If the dreams were as true-to-life as some people thought, than there was one person who might have been able to take advantage of Carolina. Wash still believed that Carolina had more sense than he did, especially when it came to their respective parents. Still, she was the one who thought meeting would be beneficial. Not for Dr. Church so much as for Wash himself. Wash couldn’t deny that there had been a time in his life (a time not all that far back, either), in which he had wished that he knew who is father was and had longed for at least one parental figure who gave a damn about him. However, it had become painfully clear to him in the past year that was something he wasn’t ever going to get.
Wash sighed and rested his chin in his palm. With his other hand, he started fidgeting with his straw again. “I think you’re probably right,” he said. “He’s never shown any interest in being involved in my life -- much less Carolina’s -- and that probably won’t change if I show up to one lunch while he’s here. But…” he pinched the end of the straw between his fingers hard. “There are some things I’d like to say to him. I don’t know if I’d get another chance.”
Katou frowned, leaning back in his seat, chewing on the end of the straw that he had pulled from his drink. He wanted to tell Wash to just forget about it, but he couldn’t quite bring himself to do it. When his father had been on his deathbed, Katou had vehemently refused to go, and instead got high. Aside from giving Sae a black eye on the night before her wedding, it was his greatest regret.
He realized that a big part of it was some naive desire for his father to acknowledge him as his son, despite the fact that they had no blood connection, and to tell Katou that he loved him, and he also realized that that was pretty unlikely to happen even on his deathbed, despite the fact that Sae said he’d been asking for Katou. But there was a lot that had gone unsaid that Katou wished he could have said. And there had always been the chance… It was something that nagged at Katou even now, these three years later.

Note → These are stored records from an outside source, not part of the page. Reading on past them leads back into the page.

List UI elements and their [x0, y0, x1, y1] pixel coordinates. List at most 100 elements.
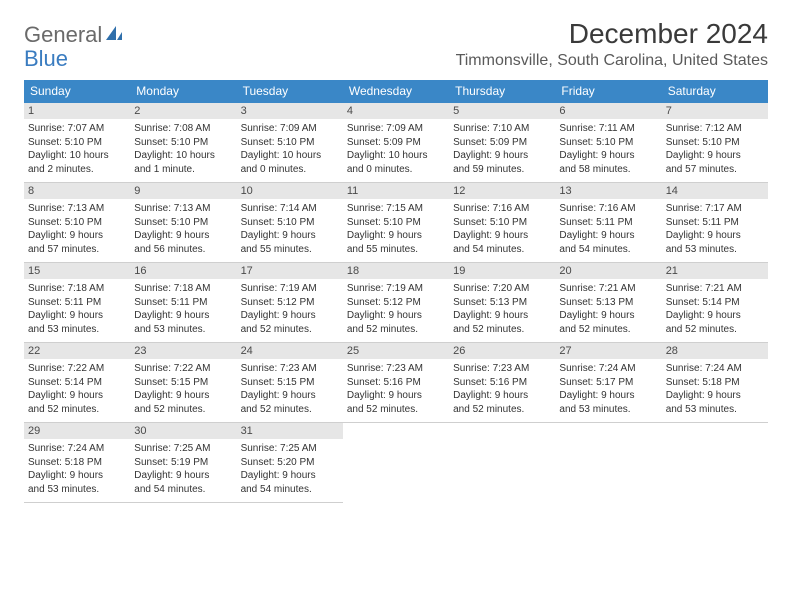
daylight-text-2: and 53 minutes. — [666, 243, 764, 257]
daylight-text-1: Daylight: 9 hours — [453, 229, 551, 243]
daylight-text-1: Daylight: 10 hours — [241, 149, 339, 163]
sunset-text: Sunset: 5:14 PM — [28, 376, 126, 390]
day-number: 17 — [237, 263, 343, 279]
calendar-cell: 11Sunrise: 7:15 AMSunset: 5:10 PMDayligh… — [343, 183, 449, 263]
calendar-cell: 22Sunrise: 7:22 AMSunset: 5:14 PMDayligh… — [24, 343, 130, 423]
sunset-text: Sunset: 5:11 PM — [559, 216, 657, 230]
calendar-cell — [662, 423, 768, 503]
daylight-text-2: and 54 minutes. — [453, 243, 551, 257]
daylight-text-1: Daylight: 9 hours — [28, 229, 126, 243]
sunset-text: Sunset: 5:09 PM — [453, 136, 551, 150]
week-row: 22Sunrise: 7:22 AMSunset: 5:14 PMDayligh… — [24, 343, 768, 423]
daylight-text-2: and 2 minutes. — [28, 163, 126, 177]
calendar-cell: 29Sunrise: 7:24 AMSunset: 5:18 PMDayligh… — [24, 423, 130, 503]
sunrise-text: Sunrise: 7:25 AM — [134, 442, 232, 456]
day-number: 11 — [343, 183, 449, 199]
calendar-cell: 16Sunrise: 7:18 AMSunset: 5:11 PMDayligh… — [130, 263, 236, 343]
calendar-cell: 30 Sunrise: 7:25 AMSunset: 5:19 PMDayligh… — [130, 423, 236, 503]
day-number: 15 — [24, 263, 130, 279]
sunrise-text: Sunrise: 7:21 AM — [559, 282, 657, 296]
sunrise-text: Sunrise: 7:17 AM — [666, 202, 764, 216]
daylight-text-1: Daylight: 9 hours — [28, 469, 126, 483]
day-header: Saturday — [662, 80, 768, 103]
sunrise-text: Sunrise: 7:25 AM — [241, 442, 339, 456]
sunset-text: Sunset: 5:10 PM — [28, 136, 126, 150]
sunrise-text: Sunrise: 7:19 AM — [347, 282, 445, 296]
daylight-text-2: and 52 minutes. — [241, 403, 339, 417]
daylight-text-1: Daylight: 9 hours — [559, 309, 657, 323]
location-subtitle: Timmonsville, South Carolina, United Sta… — [456, 52, 768, 70]
daylight-text-1: Daylight: 9 hours — [347, 389, 445, 403]
day-number: 18 — [343, 263, 449, 279]
day-number: 29 — [24, 423, 130, 439]
sunset-text: Sunset: 5:13 PM — [559, 296, 657, 310]
daylight-text-1: Daylight: 10 hours — [134, 149, 232, 163]
sunrise-text: Sunrise: 7:18 AM — [134, 282, 232, 296]
sunrise-text: Sunrise: 7:14 AM — [241, 202, 339, 216]
sunrise-text: Sunrise: 7:07 AM — [28, 122, 126, 136]
daylight-text-1: Daylight: 10 hours — [347, 149, 445, 163]
day-number: 2 — [130, 103, 236, 119]
day-number: 4 — [343, 103, 449, 119]
daylight-text-2: and 52 minutes. — [28, 403, 126, 417]
daylight-text-1: Daylight: 9 hours — [241, 309, 339, 323]
calendar-cell: 3Sunrise: 7:09 AMSunset: 5:10 PMDaylight… — [237, 103, 343, 183]
daylight-text-1: Daylight: 9 hours — [28, 389, 126, 403]
day-header: Wednesday — [343, 80, 449, 103]
sunset-text: Sunset: 5:17 PM — [559, 376, 657, 390]
daylight-text-2: and 53 minutes. — [28, 483, 126, 497]
sunset-text: Sunset: 5:10 PM — [134, 216, 232, 230]
calendar-cell — [343, 423, 449, 503]
calendar-cell: 18Sunrise: 7:19 AMSunset: 5:12 PMDayligh… — [343, 263, 449, 343]
daylight-text-2: and 59 minutes. — [453, 163, 551, 177]
daylight-text-1: Daylight: 9 hours — [134, 229, 232, 243]
sunrise-text: Sunrise: 7:08 AM — [134, 122, 232, 136]
day-number: 31 — [237, 423, 343, 439]
daylight-text-2: and 53 minutes. — [559, 403, 657, 417]
daylight-text-2: and 55 minutes. — [241, 243, 339, 257]
sunset-text: Sunset: 5:15 PM — [134, 376, 232, 390]
sunrise-text: Sunrise: 7:15 AM — [347, 202, 445, 216]
day-number: 20 — [555, 263, 661, 279]
day-number: 21 — [662, 263, 768, 279]
daylight-text-1: Daylight: 9 hours — [241, 389, 339, 403]
sunrise-text: Sunrise: 7:19 AM — [241, 282, 339, 296]
day-number: 1 — [24, 103, 130, 119]
daylight-text-1: Daylight: 9 hours — [453, 149, 551, 163]
calendar-cell: 21Sunrise: 7:21 AMSunset: 5:14 PMDayligh… — [662, 263, 768, 343]
sunset-text: Sunset: 5:13 PM — [453, 296, 551, 310]
daylight-text-2: and 52 minutes. — [241, 323, 339, 337]
calendar-cell: 8Sunrise: 7:13 AMSunset: 5:10 PMDaylight… — [24, 183, 130, 263]
sunset-text: Sunset: 5:19 PM — [134, 456, 232, 470]
sunrise-text: Sunrise: 7:23 AM — [453, 362, 551, 376]
daylight-text-2: and 0 minutes. — [347, 163, 445, 177]
sail-icon — [104, 22, 124, 48]
daylight-text-2: and 52 minutes. — [347, 323, 445, 337]
day-header: Sunday — [24, 80, 130, 103]
daylight-text-2: and 52 minutes. — [134, 403, 232, 417]
day-number: 28 — [662, 343, 768, 359]
sunrise-text: Sunrise: 7:12 AM — [666, 122, 764, 136]
sunset-text: Sunset: 5:18 PM — [28, 456, 126, 470]
daylight-text-1: Daylight: 9 hours — [28, 309, 126, 323]
day-number: 9 — [130, 183, 236, 199]
calendar-cell: 13Sunrise: 7:16 AMSunset: 5:11 PMDayligh… — [555, 183, 661, 263]
day-number: 12 — [449, 183, 555, 199]
calendar-cell: 15Sunrise: 7:18 AMSunset: 5:11 PMDayligh… — [24, 263, 130, 343]
daylight-text-1: Daylight: 9 hours — [134, 469, 232, 483]
daylight-text-2: and 57 minutes. — [28, 243, 126, 257]
sunset-text: Sunset: 5:11 PM — [134, 296, 232, 310]
day-number: 30 — [130, 423, 236, 439]
sunrise-text: Sunrise: 7:20 AM — [453, 282, 551, 296]
sunrise-text: Sunrise: 7:16 AM — [559, 202, 657, 216]
calendar-cell: 14Sunrise: 7:17 AMSunset: 5:11 PMDayligh… — [662, 183, 768, 263]
calendar-cell: 6Sunrise: 7:11 AMSunset: 5:10 PMDaylight… — [555, 103, 661, 183]
daylight-text-1: Daylight: 9 hours — [241, 229, 339, 243]
daylight-text-1: Daylight: 9 hours — [559, 389, 657, 403]
sunset-text: Sunset: 5:16 PM — [453, 376, 551, 390]
daylight-text-1: Daylight: 9 hours — [347, 309, 445, 323]
week-row: 1 Sunrise: 7:07 AMSunset: 5:10 PM Daylight… — [24, 103, 768, 183]
sunset-text: Sunset: 5:14 PM — [666, 296, 764, 310]
day-number: 10 — [237, 183, 343, 199]
sunset-text: Sunset: 5:10 PM — [28, 216, 126, 230]
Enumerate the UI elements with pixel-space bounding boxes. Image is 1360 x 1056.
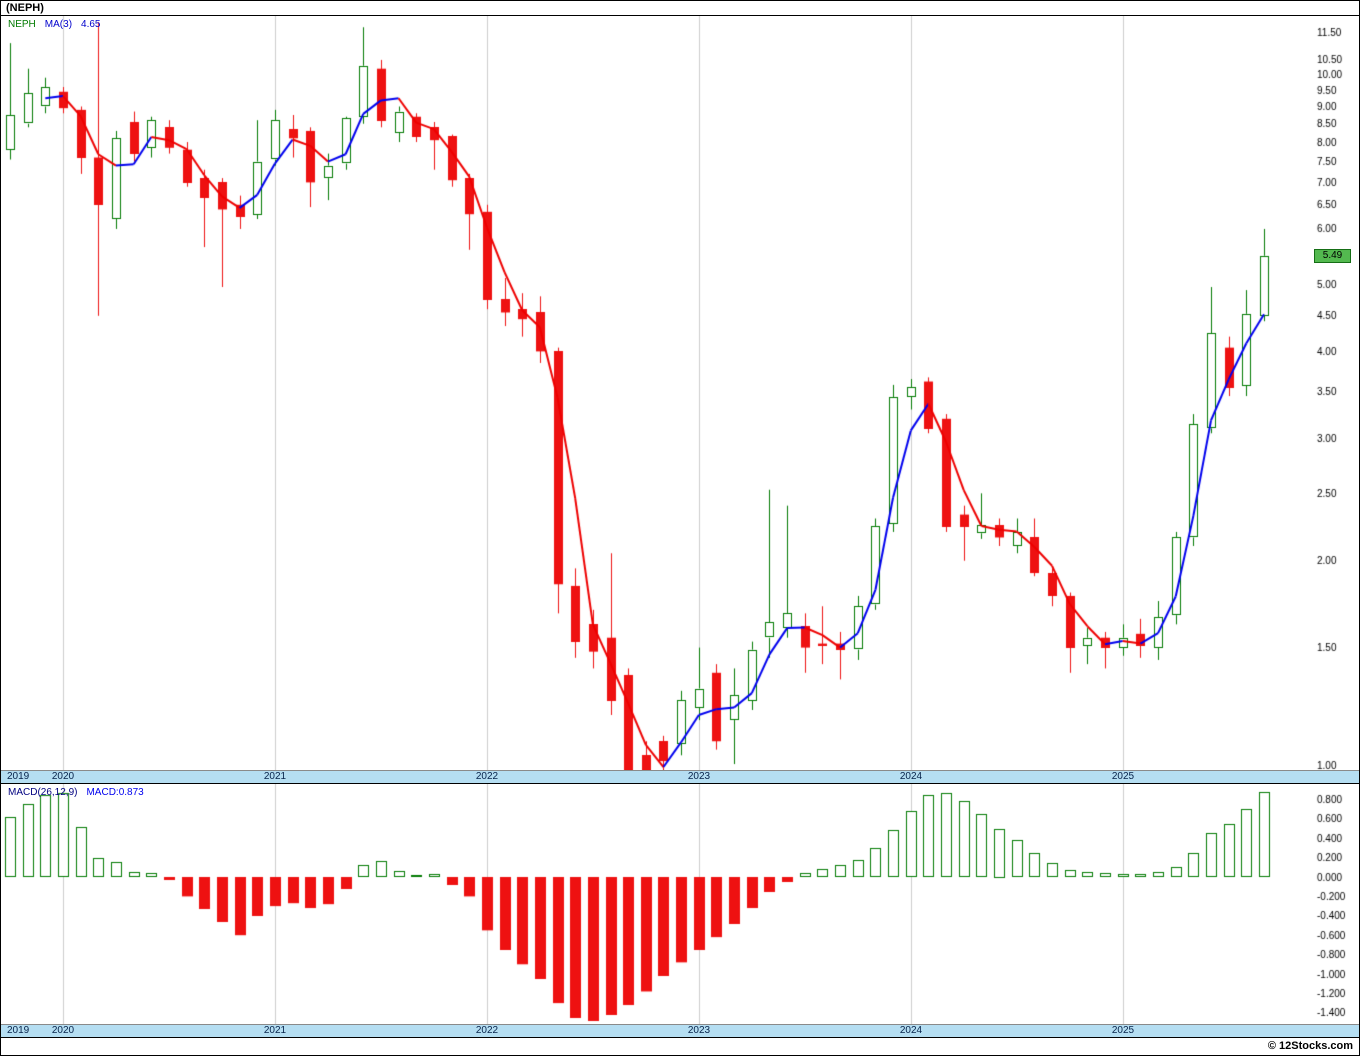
macd-legend: MACD(26,12,9) MACD:0.873 xyxy=(8,787,153,798)
symbol-label: NEPH xyxy=(8,19,36,30)
macd-panel: MACD(26,12,9) MACD:0.873 xyxy=(1,784,1359,1024)
footer-bar: © 12Stocks.com xyxy=(1,1038,1359,1055)
year-label-2022: 2022 xyxy=(475,771,499,782)
year-label-2021: 2021 xyxy=(263,1025,287,1036)
year-label-2023: 2023 xyxy=(687,771,711,782)
last-price-tag: 5.49 xyxy=(1314,249,1351,263)
macd-indicator-label: MACD(26,12,9) xyxy=(8,787,78,798)
year-label-2022: 2022 xyxy=(475,1025,499,1036)
page-title: (NEPH) xyxy=(6,2,44,14)
year-label-2019: 2019 xyxy=(7,1025,30,1036)
year-label-2021: 2021 xyxy=(263,771,287,782)
year-label-2023: 2023 xyxy=(687,1025,711,1036)
price-chart-canvas xyxy=(1,16,1359,770)
year-label-2024: 2024 xyxy=(899,771,923,782)
year-label-2025: 2025 xyxy=(1111,771,1135,782)
title-bar: (NEPH) xyxy=(1,1,1359,16)
price-panel: NEPH MA(3) 4.65 5.49 xyxy=(1,16,1359,770)
price-legend: NEPH MA(3) 4.65 xyxy=(8,19,110,30)
macd-chart-canvas xyxy=(1,784,1359,1024)
x-axis-band-price: 2019 2020 2021 2022 2023 2024 2025 xyxy=(1,770,1359,784)
copyright-label: © 12Stocks.com xyxy=(1267,1040,1353,1052)
year-label-2024: 2024 xyxy=(899,1025,923,1036)
ma-label: MA(3) xyxy=(44,19,73,30)
x-axis-band-macd: 2019 2020 2021 2022 2023 2024 2025 xyxy=(1,1024,1359,1038)
macd-value-label: MACD:0.873 xyxy=(86,787,144,798)
year-label-2020: 2020 xyxy=(51,771,75,782)
year-label-2025: 2025 xyxy=(1111,1025,1135,1036)
year-label-2019: 2019 xyxy=(7,771,30,782)
year-label-2020: 2020 xyxy=(51,1025,75,1036)
ma-value: 4.65 xyxy=(81,19,101,30)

“Maybe you should,” he muttered, barely audible, out of the side of his mouth.
Wash glanced up from the straw – which at this point he’d rendered nearly unusable with his fidgeting. He looked at Katou carefully as if trying to decide if he’d heard him correctly. A frown tugged slightly at the corners of his mouth. “Maybe I should,” he agreed.
“Just don’t get your hopes up or forget what a fucking creep he is,” Katou added as an afterthought. The last thing he wanted was Wash to get hurt, especially if it was because of Katou’s advice.
Wash had an idea of how he should handle this now. He knew Carolina wasn’t likely to let him weasel out of this meeting, but now at least he had an idea of what he wanted the meeting to be. “I won’t,” he promised. “I know this has probably dredge up some shit for you. Thanks for listening to me.”
Katou waved his hand dismissively. “Nah,” he said. “Don’t worry ‘bout it. I hope you give him a real piece of your mind.”
Wash smiled wanly. “Yeah,” he said. “I will.”